Sansür, baskı ve riya
Murakami’nin ‘fütüristik’ ülkesinde Arap başkaldırılarını desteklemek üzere “Tunus Yasemini” başlıklı şiirini okuyan ve Arapları kendilerine dayatılan rejimlerden kurtulmaya çağıran Katarlı şair Muhammed El-Acemi, 2011’de önce müebbet hapse, sonra cezası düşürülerek 15 yıla mahkûm olup tutuklanınca, insan hakları kuruluşları özellikle Britanya müzelerini Katar’la ilişkilerinde dikkatli olmaları konusunda uyarmıştı: “Eğer kendinizinkine karşıt değerlere sahip bir kurumdan ya da ülkeden para alacaksanız, orada olan bitenle ilgili gerçekleri, insan hakkı ihlallerini örten bir halkla ilişkiler kampanyasına hizmet ediyor olmamak için çok özen göstermek gerek”.[17] Oysa benzer bir hak ihlalinde Çinli sanatçı Ai Weiwei’e arka çıkan Victoria & Albert, Tate, Serpentine, Royal Academy, British Library, British Council gibi kurumlar El-Acemi söz konusu olunca, destek olmak bir yana, seslerini çıkarmaktan kaçındılar. Halbuki o zaman mesela Tate Modern binasının cephesine boylu boyunca “Ai Weiwei Serbest Bırakılsın” diye yazmaktan çekinmemişti.[18] Şimdi tüm bu kurumların özellikle Qatar UK 2013 kapsamında Katar’la yaptıkları işbirliğini savunan, kendilerince öncelikli ve geçerli gerekçeleri vardı.[19]
Diğer Körfez ülkelerinde olduğu gibi Katar’da da suskunluk ve gizlilik geçerli; şeffaflık ve açıklık ender görülen nitelikler. Şaşırtıcı olan, Batılıların bu konudaki işbirliği ve riyası. Katarlı sanatçılara, yazarlara, gazetecilere uygulanan baskılara ve kısıtlamalara Katar’da çalışan Batılılar da maruz kalıyor ve yine sessizliği yeğliyorlar. Örneğin, Katar Müzeleri Yönetimi’nin başındaki (eskiden ABD’nin prestijli sanat okulu Rhode Island School of Design’ı yöneten) Roger Mandle, yetkililerden izin almadan The Art Newspaper’a demeç bile veremiyor.[20]
“Katar Batı müzelerinde kimi sergileri destekleyerek, sıkı işbirliklerine girerek, yatırımlar yaparak oralarda varlığını gösteriyor” demiştim, o zaman ister istemez akla geliyor, bu sessizliğin nedeni tam da bu ‘varlık’ olmalı.
[7] Robin Pogrebin, “Qatari Riches”.
[8] Versailles Sarayı’nda eserleri sergilenmek üzere seçilen iki çağdaş sanatçının, Jeff Koons ve Murakami’nin, aynı zamanda zengin Fransız işadamı François Pinault’nun koleksiyonunda bolca yer alan favorileri arasında olması; üstelik Versailles müzesinin yöneticisinin daha önce Pinault’nun Venedik’teki sanat mekanı Palazzo Grassi’nin yöneticisi olması eleştirilere neden olmuştu. Frédéric Bonnet, “Murakami is No Competition for the Sun King”, The Art Newspaper (Kasım 2010) http://www.theartnewspaper.com/articles/Murakami-is-no-competition-for-the-Sun-King/21845 (26 Temmuz 2013).
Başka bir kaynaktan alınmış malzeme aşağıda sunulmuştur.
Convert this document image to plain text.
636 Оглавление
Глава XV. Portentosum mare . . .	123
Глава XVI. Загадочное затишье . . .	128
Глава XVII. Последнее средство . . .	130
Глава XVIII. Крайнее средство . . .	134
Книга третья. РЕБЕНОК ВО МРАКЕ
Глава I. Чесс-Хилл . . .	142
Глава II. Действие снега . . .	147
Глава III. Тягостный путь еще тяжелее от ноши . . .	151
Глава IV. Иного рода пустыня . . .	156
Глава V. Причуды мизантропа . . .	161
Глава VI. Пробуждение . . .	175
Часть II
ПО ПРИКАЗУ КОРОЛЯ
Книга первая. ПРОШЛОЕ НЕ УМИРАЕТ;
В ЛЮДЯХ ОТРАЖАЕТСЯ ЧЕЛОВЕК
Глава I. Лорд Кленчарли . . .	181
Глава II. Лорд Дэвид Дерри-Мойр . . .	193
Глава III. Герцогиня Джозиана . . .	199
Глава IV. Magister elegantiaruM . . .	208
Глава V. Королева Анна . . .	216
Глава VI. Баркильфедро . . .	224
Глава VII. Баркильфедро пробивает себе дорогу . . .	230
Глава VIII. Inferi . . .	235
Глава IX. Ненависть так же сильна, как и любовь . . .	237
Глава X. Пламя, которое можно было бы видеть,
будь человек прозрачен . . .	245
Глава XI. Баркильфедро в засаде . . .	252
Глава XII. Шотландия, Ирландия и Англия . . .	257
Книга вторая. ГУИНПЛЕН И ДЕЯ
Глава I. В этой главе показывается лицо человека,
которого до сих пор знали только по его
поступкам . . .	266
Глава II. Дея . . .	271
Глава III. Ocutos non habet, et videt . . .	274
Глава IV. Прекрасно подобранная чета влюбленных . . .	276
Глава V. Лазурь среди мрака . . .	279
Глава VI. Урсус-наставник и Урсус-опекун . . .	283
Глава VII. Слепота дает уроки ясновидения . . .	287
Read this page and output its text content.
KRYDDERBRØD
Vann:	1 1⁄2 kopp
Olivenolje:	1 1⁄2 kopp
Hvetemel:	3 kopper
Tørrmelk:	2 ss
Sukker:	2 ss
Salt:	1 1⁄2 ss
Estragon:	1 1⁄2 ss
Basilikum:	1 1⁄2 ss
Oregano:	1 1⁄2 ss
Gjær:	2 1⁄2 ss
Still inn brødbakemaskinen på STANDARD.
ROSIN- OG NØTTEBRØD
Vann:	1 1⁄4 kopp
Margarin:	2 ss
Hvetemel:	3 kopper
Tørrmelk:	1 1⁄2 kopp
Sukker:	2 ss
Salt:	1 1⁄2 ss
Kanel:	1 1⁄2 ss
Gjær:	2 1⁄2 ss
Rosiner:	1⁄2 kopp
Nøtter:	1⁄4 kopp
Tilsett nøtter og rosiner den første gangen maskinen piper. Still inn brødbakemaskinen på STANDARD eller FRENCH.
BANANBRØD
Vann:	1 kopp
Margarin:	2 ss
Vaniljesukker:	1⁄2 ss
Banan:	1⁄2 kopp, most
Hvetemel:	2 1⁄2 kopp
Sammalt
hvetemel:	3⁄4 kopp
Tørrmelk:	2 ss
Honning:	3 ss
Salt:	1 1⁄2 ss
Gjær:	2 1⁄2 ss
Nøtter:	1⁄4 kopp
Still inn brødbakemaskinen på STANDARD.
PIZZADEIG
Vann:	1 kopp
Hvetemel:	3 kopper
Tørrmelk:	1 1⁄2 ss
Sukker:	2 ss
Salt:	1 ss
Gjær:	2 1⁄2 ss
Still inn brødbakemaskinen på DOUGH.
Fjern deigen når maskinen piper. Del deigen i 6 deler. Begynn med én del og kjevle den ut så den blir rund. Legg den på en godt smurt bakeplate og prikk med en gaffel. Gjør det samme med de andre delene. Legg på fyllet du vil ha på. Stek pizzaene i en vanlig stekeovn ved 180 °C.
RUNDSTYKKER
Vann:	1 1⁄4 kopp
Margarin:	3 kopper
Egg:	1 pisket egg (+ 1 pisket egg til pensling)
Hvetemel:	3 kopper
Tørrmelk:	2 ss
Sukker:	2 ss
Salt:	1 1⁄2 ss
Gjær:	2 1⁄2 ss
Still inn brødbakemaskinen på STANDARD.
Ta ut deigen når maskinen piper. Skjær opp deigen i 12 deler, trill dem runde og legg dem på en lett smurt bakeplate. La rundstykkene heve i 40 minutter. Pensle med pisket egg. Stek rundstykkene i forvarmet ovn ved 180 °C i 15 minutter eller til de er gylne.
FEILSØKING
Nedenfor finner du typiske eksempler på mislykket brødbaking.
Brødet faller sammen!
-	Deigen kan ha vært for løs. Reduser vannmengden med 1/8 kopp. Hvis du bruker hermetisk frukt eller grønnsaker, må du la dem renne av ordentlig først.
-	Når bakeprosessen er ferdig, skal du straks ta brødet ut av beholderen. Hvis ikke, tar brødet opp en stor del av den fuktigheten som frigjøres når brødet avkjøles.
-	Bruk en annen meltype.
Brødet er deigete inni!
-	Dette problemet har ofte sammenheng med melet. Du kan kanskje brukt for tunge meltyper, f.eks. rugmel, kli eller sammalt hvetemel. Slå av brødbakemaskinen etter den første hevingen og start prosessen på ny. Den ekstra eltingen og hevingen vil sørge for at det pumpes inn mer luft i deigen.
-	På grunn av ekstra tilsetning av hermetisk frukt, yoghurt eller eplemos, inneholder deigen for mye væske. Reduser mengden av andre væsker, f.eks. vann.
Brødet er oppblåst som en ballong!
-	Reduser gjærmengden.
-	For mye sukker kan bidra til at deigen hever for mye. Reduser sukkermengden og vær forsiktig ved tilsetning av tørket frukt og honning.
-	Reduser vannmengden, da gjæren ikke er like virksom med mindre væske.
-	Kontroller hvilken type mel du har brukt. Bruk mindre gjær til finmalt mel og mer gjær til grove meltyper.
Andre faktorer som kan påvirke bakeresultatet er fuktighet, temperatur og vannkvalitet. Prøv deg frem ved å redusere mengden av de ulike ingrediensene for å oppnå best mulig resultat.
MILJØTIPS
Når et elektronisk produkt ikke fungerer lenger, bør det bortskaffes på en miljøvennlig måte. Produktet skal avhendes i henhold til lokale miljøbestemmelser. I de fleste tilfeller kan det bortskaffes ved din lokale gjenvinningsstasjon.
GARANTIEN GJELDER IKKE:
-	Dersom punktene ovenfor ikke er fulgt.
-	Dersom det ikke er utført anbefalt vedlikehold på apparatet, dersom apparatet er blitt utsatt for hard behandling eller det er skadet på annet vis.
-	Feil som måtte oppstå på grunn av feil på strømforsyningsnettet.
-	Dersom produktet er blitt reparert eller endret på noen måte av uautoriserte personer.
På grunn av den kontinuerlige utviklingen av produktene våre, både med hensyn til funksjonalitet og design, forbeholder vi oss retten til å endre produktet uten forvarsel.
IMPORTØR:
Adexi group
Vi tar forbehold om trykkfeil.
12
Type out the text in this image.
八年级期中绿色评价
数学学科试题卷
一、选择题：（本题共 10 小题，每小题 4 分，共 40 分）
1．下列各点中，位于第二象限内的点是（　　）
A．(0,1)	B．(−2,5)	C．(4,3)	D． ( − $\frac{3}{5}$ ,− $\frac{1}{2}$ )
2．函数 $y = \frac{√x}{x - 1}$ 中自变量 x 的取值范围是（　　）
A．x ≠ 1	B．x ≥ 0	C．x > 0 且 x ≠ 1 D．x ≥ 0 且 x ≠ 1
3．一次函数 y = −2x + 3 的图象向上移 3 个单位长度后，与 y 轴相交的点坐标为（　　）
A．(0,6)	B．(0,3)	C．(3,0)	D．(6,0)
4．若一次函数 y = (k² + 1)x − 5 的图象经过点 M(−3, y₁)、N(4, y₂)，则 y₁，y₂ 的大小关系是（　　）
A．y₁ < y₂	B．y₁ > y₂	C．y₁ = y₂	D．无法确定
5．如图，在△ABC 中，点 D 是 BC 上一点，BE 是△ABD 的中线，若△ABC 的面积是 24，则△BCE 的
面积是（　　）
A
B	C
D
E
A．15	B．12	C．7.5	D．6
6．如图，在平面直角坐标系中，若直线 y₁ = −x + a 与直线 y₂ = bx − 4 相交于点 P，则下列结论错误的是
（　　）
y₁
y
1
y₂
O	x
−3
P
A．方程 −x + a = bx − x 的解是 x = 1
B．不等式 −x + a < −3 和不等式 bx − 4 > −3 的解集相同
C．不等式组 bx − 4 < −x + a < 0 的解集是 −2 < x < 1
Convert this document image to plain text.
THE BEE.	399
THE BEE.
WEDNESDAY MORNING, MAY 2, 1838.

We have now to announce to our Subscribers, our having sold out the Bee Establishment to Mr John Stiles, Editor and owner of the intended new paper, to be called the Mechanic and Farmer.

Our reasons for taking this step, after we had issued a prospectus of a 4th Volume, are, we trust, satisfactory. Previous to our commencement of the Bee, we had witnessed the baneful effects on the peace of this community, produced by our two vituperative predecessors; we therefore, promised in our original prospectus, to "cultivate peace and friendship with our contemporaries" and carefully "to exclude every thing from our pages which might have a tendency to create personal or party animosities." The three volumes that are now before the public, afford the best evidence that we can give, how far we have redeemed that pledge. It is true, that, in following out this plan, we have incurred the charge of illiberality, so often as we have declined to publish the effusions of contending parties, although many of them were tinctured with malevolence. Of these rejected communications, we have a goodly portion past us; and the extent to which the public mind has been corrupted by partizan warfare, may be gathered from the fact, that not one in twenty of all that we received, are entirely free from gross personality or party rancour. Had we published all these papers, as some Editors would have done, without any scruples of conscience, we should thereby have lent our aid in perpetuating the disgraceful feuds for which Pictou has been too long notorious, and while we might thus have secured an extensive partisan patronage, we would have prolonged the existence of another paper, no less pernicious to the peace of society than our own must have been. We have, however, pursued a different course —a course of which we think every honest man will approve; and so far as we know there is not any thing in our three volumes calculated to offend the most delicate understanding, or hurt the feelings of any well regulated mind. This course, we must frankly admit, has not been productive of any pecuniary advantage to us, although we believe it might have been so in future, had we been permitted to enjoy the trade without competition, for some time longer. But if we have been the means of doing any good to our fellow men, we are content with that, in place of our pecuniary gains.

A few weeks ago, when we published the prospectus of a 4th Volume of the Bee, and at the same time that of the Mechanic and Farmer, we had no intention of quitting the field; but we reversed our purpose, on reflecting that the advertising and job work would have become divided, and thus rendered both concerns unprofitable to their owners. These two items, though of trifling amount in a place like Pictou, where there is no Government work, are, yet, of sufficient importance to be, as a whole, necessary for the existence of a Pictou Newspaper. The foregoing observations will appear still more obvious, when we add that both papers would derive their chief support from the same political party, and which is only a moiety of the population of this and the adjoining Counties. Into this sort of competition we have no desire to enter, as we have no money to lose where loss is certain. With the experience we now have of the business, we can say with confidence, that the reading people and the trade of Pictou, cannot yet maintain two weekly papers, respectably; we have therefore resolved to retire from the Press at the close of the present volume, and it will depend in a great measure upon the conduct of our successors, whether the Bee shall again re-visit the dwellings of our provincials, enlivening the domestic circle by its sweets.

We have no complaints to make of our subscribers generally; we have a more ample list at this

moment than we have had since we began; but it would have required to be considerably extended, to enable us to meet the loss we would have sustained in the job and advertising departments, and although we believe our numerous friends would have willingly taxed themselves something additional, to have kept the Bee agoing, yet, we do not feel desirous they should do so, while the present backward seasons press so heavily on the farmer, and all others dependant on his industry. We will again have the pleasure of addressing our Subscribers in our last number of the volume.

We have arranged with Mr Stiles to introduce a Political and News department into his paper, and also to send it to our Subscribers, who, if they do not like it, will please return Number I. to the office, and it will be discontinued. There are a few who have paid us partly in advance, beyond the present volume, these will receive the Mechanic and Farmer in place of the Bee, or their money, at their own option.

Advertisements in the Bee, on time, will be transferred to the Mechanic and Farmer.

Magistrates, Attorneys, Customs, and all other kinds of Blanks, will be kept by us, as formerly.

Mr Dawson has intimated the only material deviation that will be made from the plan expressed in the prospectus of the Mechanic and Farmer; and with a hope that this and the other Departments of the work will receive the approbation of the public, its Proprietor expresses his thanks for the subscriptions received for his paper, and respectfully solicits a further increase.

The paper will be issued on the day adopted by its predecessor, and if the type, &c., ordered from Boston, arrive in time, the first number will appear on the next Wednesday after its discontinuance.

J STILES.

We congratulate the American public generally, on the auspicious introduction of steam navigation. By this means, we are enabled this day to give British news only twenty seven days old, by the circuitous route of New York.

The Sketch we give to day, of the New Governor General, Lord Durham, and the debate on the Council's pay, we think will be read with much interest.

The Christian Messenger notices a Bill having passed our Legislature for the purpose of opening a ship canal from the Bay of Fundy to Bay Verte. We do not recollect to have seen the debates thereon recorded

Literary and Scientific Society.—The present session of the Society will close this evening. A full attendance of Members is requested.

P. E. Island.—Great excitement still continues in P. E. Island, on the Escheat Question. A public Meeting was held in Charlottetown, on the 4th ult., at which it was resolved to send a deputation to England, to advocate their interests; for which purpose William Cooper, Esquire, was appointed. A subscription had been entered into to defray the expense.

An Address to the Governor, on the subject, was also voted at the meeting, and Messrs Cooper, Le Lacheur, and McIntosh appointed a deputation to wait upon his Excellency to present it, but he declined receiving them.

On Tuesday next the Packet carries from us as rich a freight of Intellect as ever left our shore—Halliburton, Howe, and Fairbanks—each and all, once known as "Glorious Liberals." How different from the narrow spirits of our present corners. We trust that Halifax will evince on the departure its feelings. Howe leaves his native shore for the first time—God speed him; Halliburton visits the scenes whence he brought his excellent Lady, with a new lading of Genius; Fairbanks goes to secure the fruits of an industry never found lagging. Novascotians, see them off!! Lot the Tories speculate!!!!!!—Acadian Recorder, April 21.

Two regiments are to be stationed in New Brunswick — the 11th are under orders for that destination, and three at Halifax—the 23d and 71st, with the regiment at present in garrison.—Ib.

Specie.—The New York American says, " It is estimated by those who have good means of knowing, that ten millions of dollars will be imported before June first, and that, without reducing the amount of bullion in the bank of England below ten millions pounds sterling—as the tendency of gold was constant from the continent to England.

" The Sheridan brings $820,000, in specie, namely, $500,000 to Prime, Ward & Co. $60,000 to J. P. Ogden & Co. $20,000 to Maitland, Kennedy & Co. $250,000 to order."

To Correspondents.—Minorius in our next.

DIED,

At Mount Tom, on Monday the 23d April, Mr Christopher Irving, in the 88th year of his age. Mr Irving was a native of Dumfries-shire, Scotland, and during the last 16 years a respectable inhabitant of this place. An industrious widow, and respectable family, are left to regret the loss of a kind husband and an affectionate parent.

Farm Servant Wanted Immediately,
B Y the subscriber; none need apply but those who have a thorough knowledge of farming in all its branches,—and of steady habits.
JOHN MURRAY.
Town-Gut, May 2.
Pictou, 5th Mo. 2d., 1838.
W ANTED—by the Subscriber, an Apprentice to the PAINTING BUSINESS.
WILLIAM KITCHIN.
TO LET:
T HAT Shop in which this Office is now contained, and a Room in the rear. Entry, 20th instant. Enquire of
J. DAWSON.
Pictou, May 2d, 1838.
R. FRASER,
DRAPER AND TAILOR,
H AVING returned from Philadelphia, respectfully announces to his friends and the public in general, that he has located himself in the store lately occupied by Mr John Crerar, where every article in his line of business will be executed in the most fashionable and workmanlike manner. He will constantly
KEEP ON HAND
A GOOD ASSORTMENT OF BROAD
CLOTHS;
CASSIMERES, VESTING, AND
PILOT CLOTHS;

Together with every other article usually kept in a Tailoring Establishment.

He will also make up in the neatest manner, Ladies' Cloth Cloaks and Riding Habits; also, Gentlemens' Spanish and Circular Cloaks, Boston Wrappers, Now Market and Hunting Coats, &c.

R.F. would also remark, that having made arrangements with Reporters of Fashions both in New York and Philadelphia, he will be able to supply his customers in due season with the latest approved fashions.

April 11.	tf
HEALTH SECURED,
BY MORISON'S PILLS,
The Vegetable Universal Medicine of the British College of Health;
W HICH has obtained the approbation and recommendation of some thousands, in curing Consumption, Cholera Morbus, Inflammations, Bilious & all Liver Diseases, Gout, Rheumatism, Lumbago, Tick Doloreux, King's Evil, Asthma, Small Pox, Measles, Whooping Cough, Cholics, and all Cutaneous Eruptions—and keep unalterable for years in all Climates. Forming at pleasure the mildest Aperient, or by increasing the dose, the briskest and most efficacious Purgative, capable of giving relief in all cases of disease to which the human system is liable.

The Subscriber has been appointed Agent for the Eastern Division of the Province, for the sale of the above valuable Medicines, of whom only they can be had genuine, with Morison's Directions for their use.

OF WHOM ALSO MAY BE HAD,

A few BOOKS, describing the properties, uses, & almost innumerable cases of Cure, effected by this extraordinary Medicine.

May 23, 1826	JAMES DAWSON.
[9] http://www.damienhirst.com/news/june-2013/doha (26 Temmuz 2013). Bir yıl sürecek program boyunca Katar’da Royal Academy of Arts’ın düzenlediği bir sergi açılacak; Londra’daki Serpentine Gallery’de İsviçreli sanatçılar Peter Fischli ve David Weiss’ın sergisini Katar finanse edecek ve sergilecek enstalasyon gelecek yıl Doha’ya gidecek; British Library’deki arşiv malzemesinin dijital ortama geçirilmesi için Britanya ve Katar üç yıl boyunca işbirliği yapacak.
[11] “Murakami in the Middle East”.
[12] Melanie Gerlis, “New Emir for Qatar”, The Art Newspaper (25 Haziran 2013).
[15] Nicolai Hartvig, “Qatar Looks to Balance Its Arts Scene”.
[19] Cristina Ruiz, “Warning Over Qatar’s Human Rights Record”.